Lanzedelly, Josef d. J. (1807-1879), Maler und Lithograph

Lanzedelly Josef d. J., Maler und Lithograph. * Wien, 1807; † Wien, 20. 11. 1879. Sohn des Vorigen, Bruder des Folgenden, Vater des Lithographen August L. (s. d.). Ab 28. 5. 1824 Schüler der Akad. der bildenden Künste in Wien (Historienmalerei bis 1827), setzte er als Lithograph nach dem Tod seines Vaters 1831 dessen Arbeiten fort. Er arbeitete auch nach Vorlagen anderer Künstler, übernahm 1865 die Steindruckerei seines Bruders Karl L. und war später auch Bilderhändler.

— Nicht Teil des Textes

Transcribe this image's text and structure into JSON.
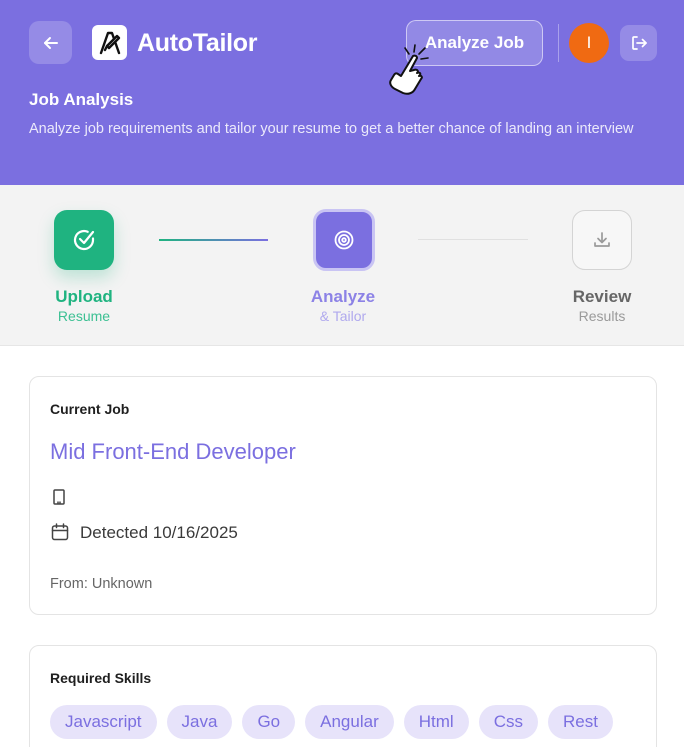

W.: Schießstätte in der Alservorstadt, Aquarelle, Hist. Mus. der Stadt Wien; Damenbildnis, 1873, Die Bettler, Tuschpinsel, Caffeehausszene, Kinderbelustigung, Bleistiftzeichnungen, Hist. Mus. der Stadt Wien. Lithographien: Karikaturist. Genreszenen, 1848; Abgeordnetenhaus, 1863, nach J. Eichhorn; Szenen aus dem Soldatenleben, 9 Bll.; Der Feldzug in Italien 1848/49, Serie; Die k. Familie in Laxenburg; Erzh. Johann als Gemsenjäger; Radetzky zu Pferd; 6 Skizzen aus dem Kriegsleben, nach F. L’ Allemand, für: Der Feldzug in Ungarn 1848/49; F. Raimund als Valentin, nach F. Schilcher; Porträtlithographien: M. Obrenović, Frh. v. Welden; FZM Benedek; etc.
L.: Thieme–Becker; Wurzbach (s. unter Lancedelly); Lagerkatalog Gilhofer, n. 76, 1906, S. 27, n. 121, 1915, S. 39 f.